Whether or not you’ve ever tuned into Game of Thrones – or watched that infamous final season – it can’t be denied that George R. R. Martin’s brain would be an incredible space to inhabit for just one day. With new series The House of the Dragon sating fans’ appetites on television, it’s a good time to read the book that inspired it. Taking place centuries before A Game of Thrones, Fire & Blood tells the history of the Targaryens, marked by fire, blood and battle. If you’re yet to dip your toe in Martin’s Westeros, this could be the push you need – after all, there must be a reason that people you know are obsessed with a flying dragon show.

Anonymous Sex, edited by Hillary Jourdan and Cheryl Lu-Lien Tan (2023)

It's fair to say that steamy books tend to be engrossing enough to keep you from your phone. If you’re looking to be entranced by some erotic stories, look no further than Anonymous Sex – an anthology with 27 authors, 27 stories and no names attached. No two stories are remotely similar – a married woman indulges a BDSM-esque romp at a work conference, holographic gigolos can be hired in 2098, a bisexual woman cheats on her wife with a baker, and many more. With a new sensual narrative every chapter, if you prefer to inhale a short story before quickly moving onto the next, Anonymous Sex could be the one for you.

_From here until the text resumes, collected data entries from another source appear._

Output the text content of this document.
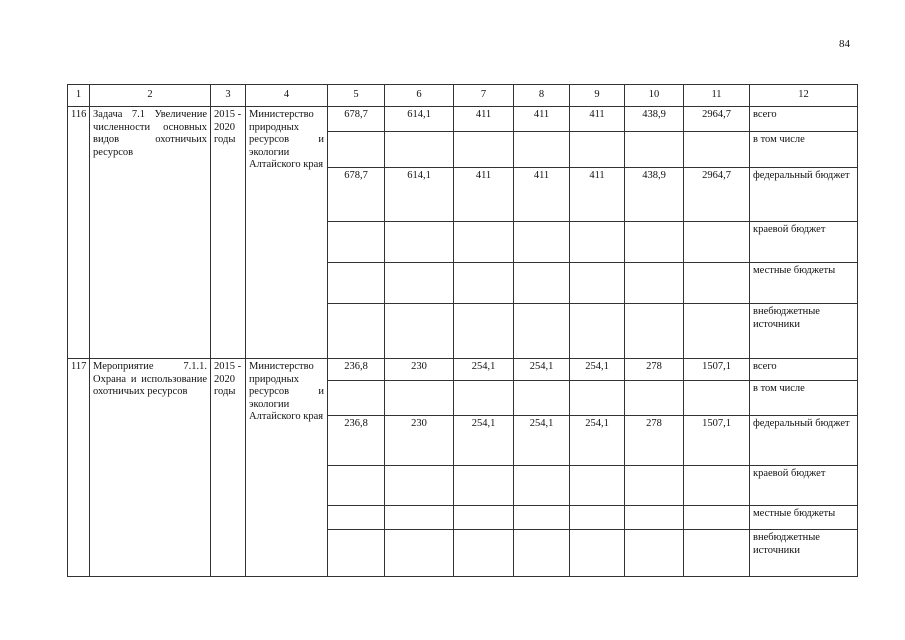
84
1	2	3	4	5	6	7	8	9	10	11	12
116	Задача 7.1 Увеличение численности основных видов охотничьих ресурсов	2015 - 2020 годы	Министерство природных ресурсов и экологии Алтайского края	678,7	614,1	411	411	411	438,9	2964,7	всего
											в том числе
				678,7	614,1	411	411	411	438,9	2964,7	федеральный бюджет
											краевой бюджет
											местные бюджеты
											внебюджетные источники
117	Мероприятие 7.1.1. Охрана и использование охотничьих ресурсов	2015 - 2020 годы	Министерство природных ресурсов и экологии Алтайского края	236,8	230	254,1	254,1	254,1	278	1507,1	всего
											в том числе
				236,8	230	254,1	254,1	254,1	278	1507,1	федеральный бюджет
											краевой бюджет
											местные бюджеты
											внебюджетные источники
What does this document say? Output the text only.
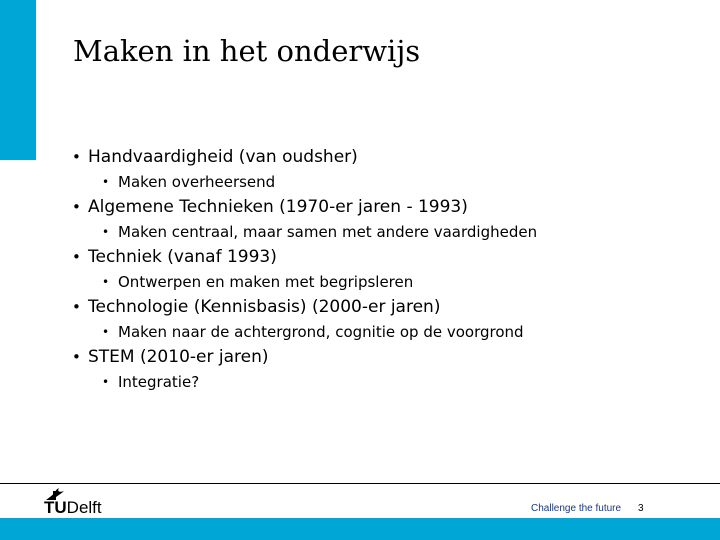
Maken in het onderwijs
• Handvaardigheid (van oudsher)
• Maken overheersend
• Algemene Technieken (1970-er jaren - 1993)
• Maken centraal, maar samen met andere vaardigheden
• Techniek (vanaf 1993)
• Ontwerpen en maken met begripsleren
• Technologie (Kennisbasis) (2000-er jaren)
• Maken naar de achtergrond, cognitie op de voorgrond
• STEM (2010-er jaren)
• Integratie?
TUDelft	Challenge the future 3
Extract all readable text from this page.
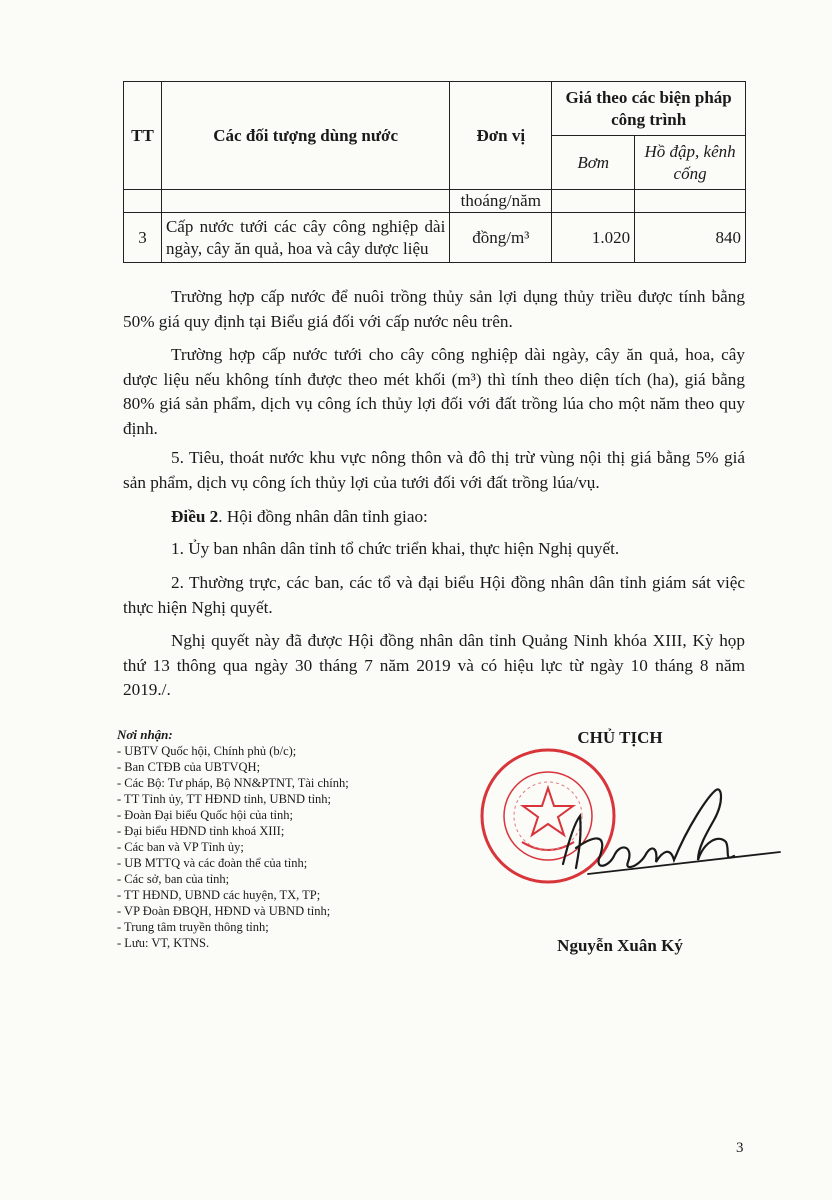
TT	Các đối tượng dùng nước	Đơn vị	Giá theo các biện pháp công trình	
			Bơm	Hồ đập, kênh cống
		thoáng/năm		
3	Cấp nước tưới các cây công nghiệp dài ngày, cây ăn quả, hoa và cây dược liệu	đồng/m³	1.020	840
Trường hợp cấp nước để nuôi trồng thủy sản lợi dụng thủy triều được tính bằng 50% giá quy định tại Biểu giá đối với cấp nước nêu trên.
Trường hợp cấp nước tưới cho cây công nghiệp dài ngày, cây ăn quả, hoa, cây dược liệu nếu không tính được theo mét khối (m³) thì tính theo diện tích (ha), giá bằng 80% giá sản phẩm, dịch vụ công ích thủy lợi đối với đất trồng lúa cho một năm theo quy định.
5. Tiêu, thoát nước khu vực nông thôn và đô thị trừ vùng nội thị giá bằng 5% giá sản phẩm, dịch vụ công ích thủy lợi của tưới đối với đất trồng lúa/vụ.
Điều 2. Hội đồng nhân dân tỉnh giao:
1. Ủy ban nhân dân tỉnh tổ chức triển khai, thực hiện Nghị quyết.
2. Thường trực, các ban, các tổ và đại biểu Hội đồng nhân dân tỉnh giám sát việc thực hiện Nghị quyết.
Nghị quyết này đã được Hội đồng nhân dân tỉnh Quảng Ninh khóa XIII, Kỳ họp thứ 13 thông qua ngày 30 tháng 7 năm 2019 và có hiệu lực từ ngày 10 tháng 8 năm 2019./.
Nơi nhận:
- UBTV Quốc hội, Chính phủ (b/c);
- Ban CTĐB của UBTVQH;
- Các Bộ: Tư pháp, Bộ NN&PTNT, Tài chính;
- TT Tỉnh ủy, TT HĐND tỉnh, UBND tỉnh;
- Đoàn Đại biểu Quốc hội của tỉnh;
- Đại biểu HĐND tỉnh khoá XIII;
- Các ban và VP Tỉnh ủy;
- UB MTTQ và các đoàn thể của tỉnh;
- Các sở, ban của tỉnh;
- TT HĐND, UBND các huyện, TX, TP;
- VP Đoàn ĐBQH, HĐND và UBND tỉnh;
- Trung tâm truyền thông tỉnh;
- Lưu: VT, KTNS.
CHỦ TỊCH
Nguyễn Xuân Ký
3
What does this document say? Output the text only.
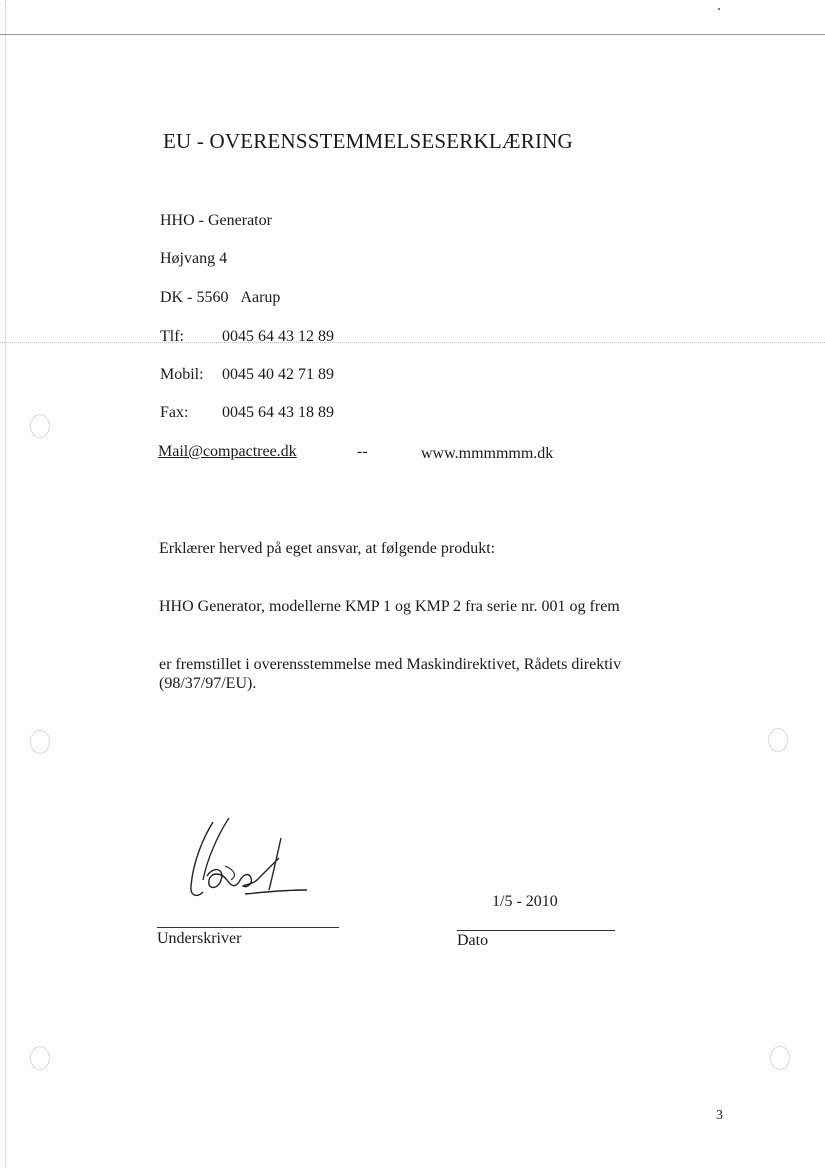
EU - OVERENSSTEMMELSESERKLÆRING
HHO - Generator
Højvang 4
DK - 5560 Aarup
Tlf: 0045 64 43 12 89
Mobil: 0045 40 42 71 89
Fax: 0045 64 43 18 89
Mail@compactree.dk	--	www.mmmmmm.dk
Erklærer herved på eget ansvar, at følgende produkt:
HHO Generator, modellerne KMP 1 og KMP 2 fra serie nr. 001 og frem
er fremstillet i overensstemmelse med Maskindirektivet, Rådets direktiv
(98/37/97/EU).
Underskriver
1/5 - 2010
Dato
3
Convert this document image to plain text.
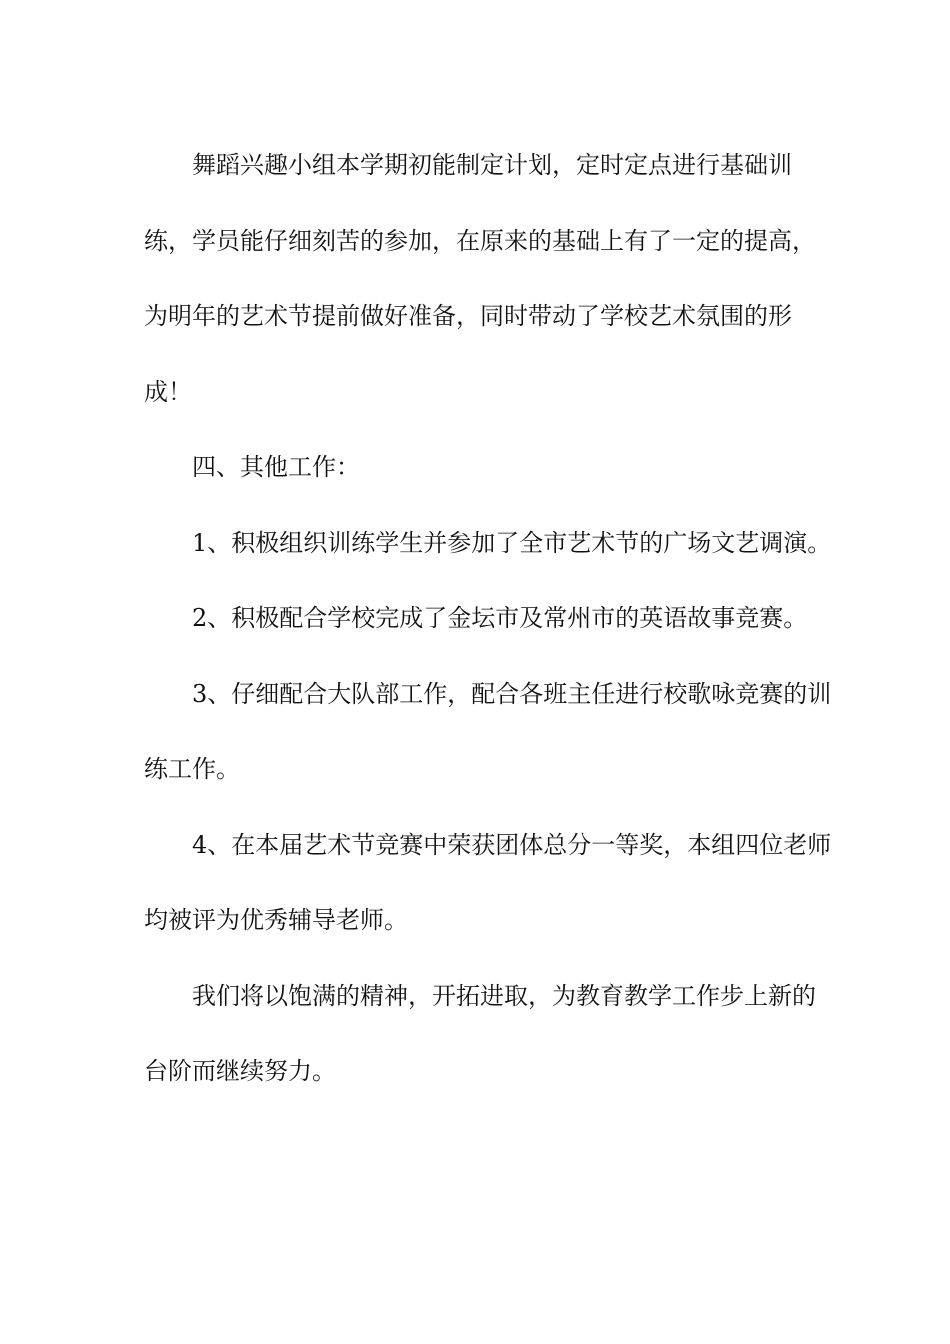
舞蹈兴趣小组本学期初能制定计划，定时定点进行基础训练，学员能仔细刻苦的参加，在原来的基础上有了一定的提高，为明年的艺术节提前做好准备，同时带动了学校艺术氛围的形成！

四、其他工作：

1、积极组织训练学生并参加了全市艺术节的广场文艺调演。

2、积极配合学校完成了金坛市及常州市的英语故事竞赛。

3、仔细配合大队部工作，配合各班主任进行校歌咏竞赛的训练工作。

4、在本届艺术节竞赛中荣获团体总分一等奖，本组四位老师均被评为优秀辅导老师。

我们将以饱满的精神，开拓进取，为教育教学工作步上新的台阶而继续努力。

Invisible Man by Ralph Ellison (1952)

Having taken Ellison five years to write – with one year off for what he referred to as an “ill-conceived short novel”, Invisible Man was published in 1952 to great acclaim. Widely acknowledged as one of the great novels in the African American literary canon, our protagonist, a nameless Black man, is rendered invisible in 20th century America because people refuse to see him, whether in the Deep South or the equally inhospitable New York City. A beguiling read, Ellison’s novel – the only one published during his lifetime – will intrigue and frustrate readers right to the very last page.